The City of Ringwood was a local government area about 25 km east of Melbourne, the state capital of Victoria, Australia. The city covered an area of 22.76 km2, and existed from 1924 until 1994.

==History==

Ringwood was originally part of the Shire of Lillydale, which was incorporated as a road district on 19 September 1856, and as a shire in 1872. Ringwood itself was severed and incorporated as a borough on 22 October 1924. It was proclaimed a city on 19 March 1960.

On 15 December 1994, the City of Ringwood was abolished, and along with the City of Croydon, was merged into the City of Maroondah.

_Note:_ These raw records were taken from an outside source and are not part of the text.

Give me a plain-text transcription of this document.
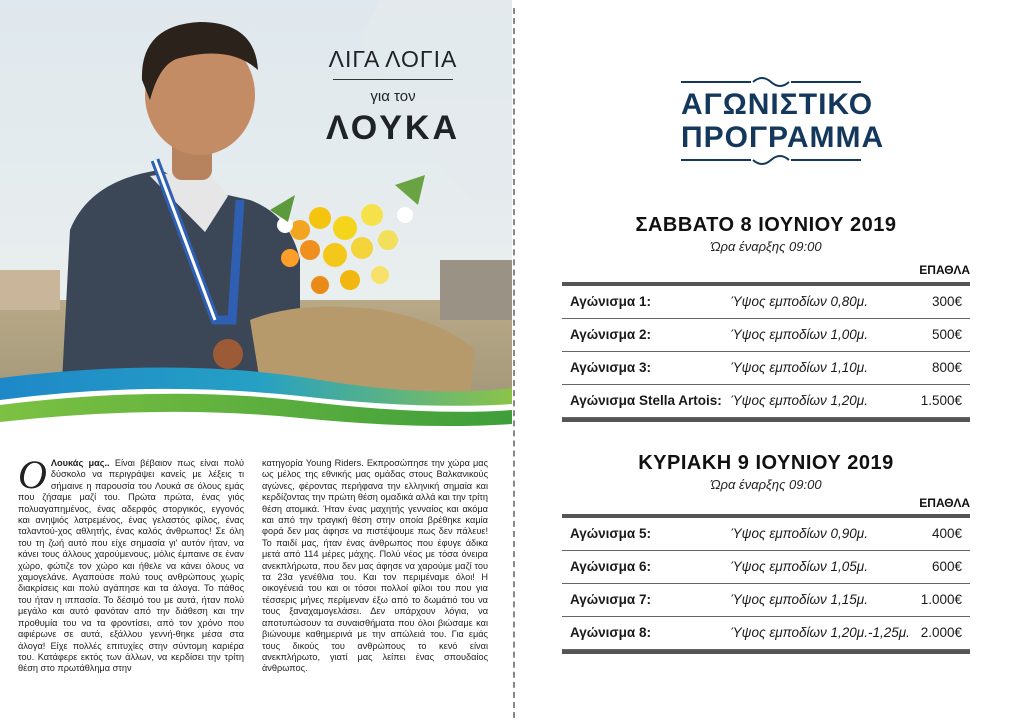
ΛΙΓΑ ΛΟΓΙΑ
για τον
ΛΟΥΚΑ
Ο Λουκάς μας.. Είναι βέβαιον πως είναι πολύ δύσκολο να περιγράψει κανείς με λέξεις τι σήμαινε η παρουσία του Λουκά σε όλους εμάς που ζήσαμε μαζί του. Πρώτα πρώτα, ένας γιός πολυαγαπημένος, ένας αδερφός στοργικός, εγγονός και ανηψιός λατρεμένος, ένας γελαστός φίλος, ένας ταλαντού-χος αθλητής, ένας καλός άνθρωπος! Σε όλη του τη ζωή αυτό που είχε σημασία γι' αυτόν ήταν, να κάνει τους άλλους χαρούμενους, μόλις έμπαινε σε έναν χώρο, φώτιζε τον χώρο και ήθελε να κάνει όλους να χαμογελάνε. Αγαπούσε πολύ τους ανθρώπους χωρίς διακρίσεις και πολύ αγάπησε και τα άλογα. Το πάθος του ήταν η ιππασία. Το δέσιμό του με αυτά, ήταν πολύ μεγάλο και αυτό φανόταν από την διάθεση και την προθυμία του να τα φροντίσει, από τον χρόνο που αφιέρωνε σε αυτά, εξάλλου γεννή-θηκε μέσα στα άλογα! Είχε πολλές επιτυχίες στην σύντομη καριέρα του. Κατάφερε εκτός των άλλων, να κερδίσει την τρίτη θέση στο πρωτάθλημα στην
κατηγορία Young Riders. Εκπροσώπησε την χώρα μας ως μέλος της εθνικής μας ομάδας στους Βαλκανικούς αγώνες, φέροντας περήφανα την ελληνική σημαία και κερδίζοντας την πρώτη θέση ομαδικά αλλά και την τρίτη θέση ατομικά. Ήταν ένας μαχητής γενναίος και ακόμα και από την τραγική θέση στην οποία βρέθηκε καμία φορά δεν μας άφησε να πιστέψουμε πως δεν πάλευε! Το παιδί μας, ήταν ένας άνθρωπος που έφυγε άδικα μετά από 114 μέρες μάχης. Πολύ νέος με τόσα όνειρα ανεκπλήρωτα, που δεν μας άφησε να χαρούμε μαζί του τα 23α γενέθλια του. Και τον περιμέναμε όλοι! Η οικογένειά του και οι τόσοι πολλοί φίλοι του που για τέσσερις μήνες περίμεναν έξω από το δωμάτιό του να τους ξαναχαμογελάσει. Δεν υπάρχουν λόγια, να αποτυπώσουν τα συναισθήματα που όλοι βιώσαμε και βιώνουμε καθημερινά με την απώλειά του. Για εμάς τους δικούς του ανθρώπους το κενό είναι ανεκπλήρωτο, γιατί μας λείπει ένας σπουδαίος άνθρωπος.
ΑΓΩΝΙΣΤΙΚΟ
ΠΡΟΓΡΑΜΜΑ
ΣΑΒΒΑΤΟ 8 ΙΟΥΝΙΟΥ 2019
Ώρα έναρξης 09:00
ΕΠΑΘΛΑ
Αγώνισμα 1:	Ύψος εμποδίων 0,80μ.	300€
Αγώνισμα 2:	Ύψος εμποδίων 1,00μ.	500€
Αγώνισμα 3:	Ύψος εμποδίων 1,10μ.	800€
Αγώνισμα Stella Artois: Ύψος εμποδίων 1,20μ.	1.500€
ΚΥΡΙΑΚΗ 9 ΙΟΥΝΙΟΥ 2019
Ώρα έναρξης 09:00
ΕΠΑΘΛΑ
Αγώνισμα 5:	Ύψος εμποδίων 0,90μ.	400€
Αγώνισμα 6:	Ύψος εμποδίων 1,05μ.	600€
Αγώνισμα 7:	Ύψος εμποδίων 1,15μ.	1.000€
Αγώνισμα 8:	Ύψος εμποδίων 1,20μ.-1,25μ. 2.000€
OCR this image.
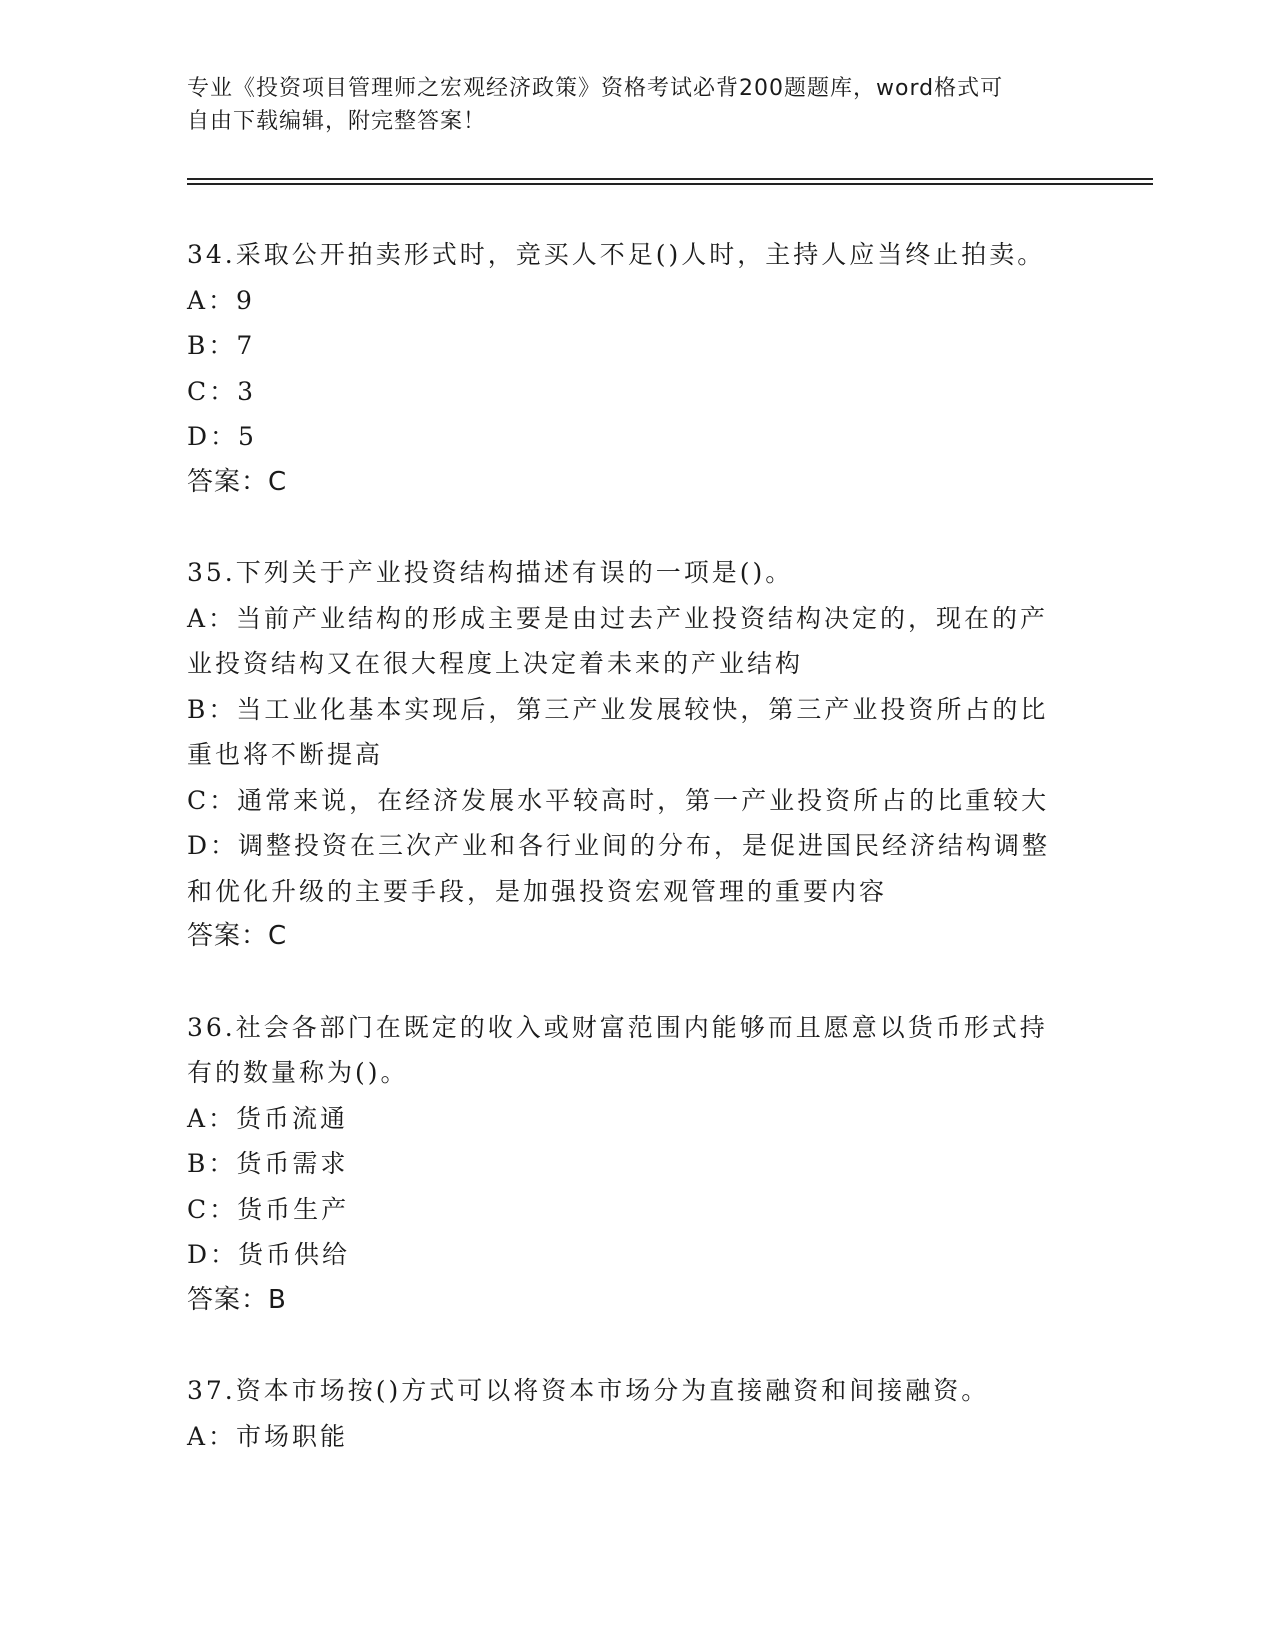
专业《投资项目管理师之宏观经济政策》资格考试必背200题题库，word格式可
自由下载编辑，附完整答案！
34.采取公开拍卖形式时，竞买人不足()人时，主持人应当终止拍卖。
A：9
B：7
C：3
D：5
答案：C
35.下列关于产业投资结构描述有误的一项是()。
A：当前产业结构的形成主要是由过去产业投资结构决定的，现在的产
业投资结构又在很大程度上决定着未来的产业结构
B：当工业化基本实现后，第三产业发展较快，第三产业投资所占的比
重也将不断提高
C：通常来说，在经济发展水平较高时，第一产业投资所占的比重较大
D：调整投资在三次产业和各行业间的分布，是促进国民经济结构调整
和优化升级的主要手段，是加强投资宏观管理的重要内容
答案：C
36.社会各部门在既定的收入或财富范围内能够而且愿意以货币形式持
有的数量称为()。
A：货币流通
B：货币需求
C：货币生产
D：货币供给
答案：B
37.资本市场按()方式可以将资本市场分为直接融资和间接融资。
A：市场职能
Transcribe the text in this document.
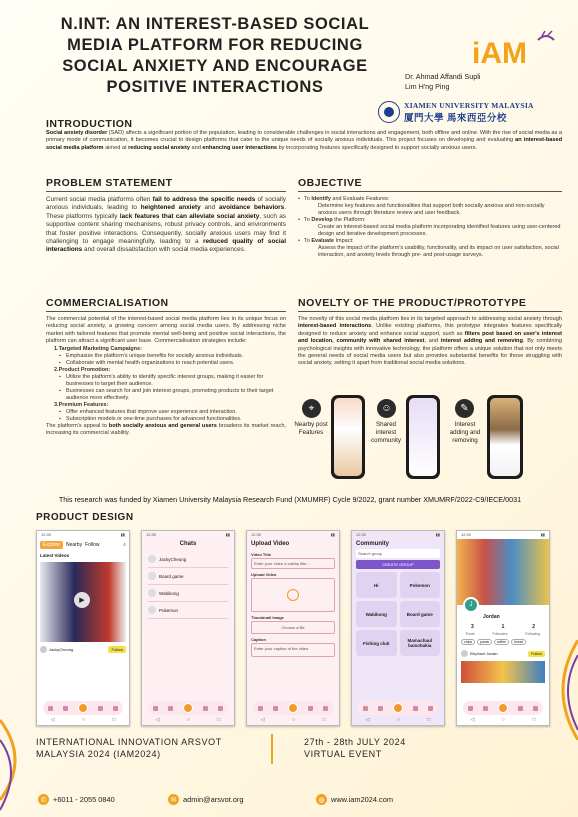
N.INT: AN INTEREST-BASED SOCIAL
MEDIA PLATFORM FOR REDUCING
SOCIAL ANXIETY AND ENCOURAGE
POSITIVE INTERACTIONS
iAM
Dr. Ahmad Affandi Supli
Lim H'ng Ping
XIAMEN UNIVERSITY MALAYSIA
厦門大學 馬來西亞分校
INTRODUCTION
Social anxiety disorder (SAD) affects a significant portion of the population, leading to considerable challenges in social interactions and engagement, both offline and online. With the rise of social media as a primary mode of communication, it becomes crucial to design platforms that cater to the unique needs of socially anxious individuals. This project focuses on developing and evaluating an interest-based social media platform aimed at reducing social anxiety and enhancing user interactions by incorporating features specifically designed to support socially anxious users.
PROBLEM STATEMENT
Current social media platforms often fail to address the specific needs of socially anxious individuals, leading to heightened anxiety and avoidance behaviors. These platforms typically lack features that can alleviate social anxiety, such as supportive content sharing mechanisms, robust privacy controls, and environments that foster positive interactions. Consequently, socially anxious users may find it challenging to engage meaningfully, leading to a reduced quality of social interactions and overall dissatisfaction with social media experiences.
OBJECTIVE
• To Identify and Evaluate Features:
Determine key features and functionalities that support both socially anxious and non-socially anxious users through literature review and user feedback.
• To Develop the Platform:
Create an interest-based social media platform incorporating identified features using user-centered design and iterative development processes.
• To Evaluate Impact:
Assess the impact of the platform's usability, functionality, and its impact on user satisfaction, social interaction, and anxiety levels through pre- and post-usage surveys.
COMMERCIALISATION
The commercial potential of the interest-based social media platform lies in its unique focus on reducing social anxiety, a growing concern among social media users. By addressing niche market with tailored features that promote mental well-being and positive social interactions, the platform can attract a significant user base. Commercialisation strategies include:
1.Targeted Marketing Campaigns:
▪ Emphasize the platform's unique benefits for socially anxious individuals.
▪ Collaborate with mental health organizations to reach potential users.
2.Product Promotion:
▪ Utilize the platform's ability to identify specific interest groups, making it easier for businesses to target their audience.
▪ Businesses can search for and join interest groups, promoting products to their target audience more effectively.
3.Premium Features:
▪ Offer enhanced features that improve user experience and interaction.
▪ Subscription models or one-time purchases for advanced functionalities.
The platform's appeal to both socially anxious and general users broadens its market reach, increasing its commercial viability.
NOVELTY OF THE PRODUCT/PROTOTYPE
The novelty of this social media platform lies in its targeted approach to addressing social anxiety through interest-based interactions. Unlike existing platforms, this prototype integrates features specifically designed to reduce anxiety and enhance social support, such as filters post based on user's interest and location, community with shared interest, and interest adding and removing. By combining psychological insights with innovative technology, the platform offers a unique solution that not only meets the general needs of social media users but also provides substantial benefits for those struggling with social anxiety, setting it apart from traditional social media solutions.
⌖
Nearby post Features
☺
Shared interest community
✎
Interest adding and removing
This research was funded by Xiamen University Malaysia Research Fund (XMUMRF) Cycle 9/2022, grant number XMUMRF/2022-C9/IECE/0031
PRODUCT DESIGN
12:30	▮▮
Explore	Nearby Follow	⌕
Latest Videos
▶
JackyCheung	Follow
◁	○	□
12:30	▮▮
Chats
JackyCheung
Board game
Wabikong
Pokemon
◁	○	□
12:30	▮▮
Upload Video
Video Title
Enter your video a catchy title...
Upload Video
Thumbnail Image
Choose a file
Caption
Enter your caption of the video
◁	○	□
12:30	▮▮
Community
Search group
CREATE GROUP
Hi	Pokemon
Wabikong	Board game
Fishing club	Mamachaul baisohakia
◁	○	□
12:30	▮▮
J
Jordan
3	1	2
Posts	Followers	Following
chips	pasta	coffee	bread
Elephant Jordan	Follow
◁	○	□
INTERNATIONAL INNOVATION ARSVOT
MALAYSIA 2024 (IAM2024)
27th - 28th JULY 2024
VIRTUAL EVENT
✆ +6011 - 2055 0840	✉ admin@arsvot.org	◍ www.iam2024.com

Council meetings were held at the Municipal Offices, on Mines Road, Ringwood. It presently serves as the council seat for the City of Maroondah.

==Wards==

The City of Ringwood was subdivided into three wards, each electing three councillors:
- North Ward
- South Ward
- East Ward

==Suburbs==
- Heathmont
- Ringwood*
- Ringwood East
- Ringwood North (shared with the City of Doncaster & Templestowe)

- Council seat.

==Population==

| Year | Population |
|---|---|
| 1954 | 12,951 |
| 1958 | 20,600* |
| 1961 | 24,427 |
| 1966 | 29,131 |
| 1971 | 34,751 |
| 1976 | 37,085 |
| 1981 | 38,665 |
| 1986 | 40,289 |
| 1991 | 40,308 |

- Estimate in the 1958 Victorian Year Book.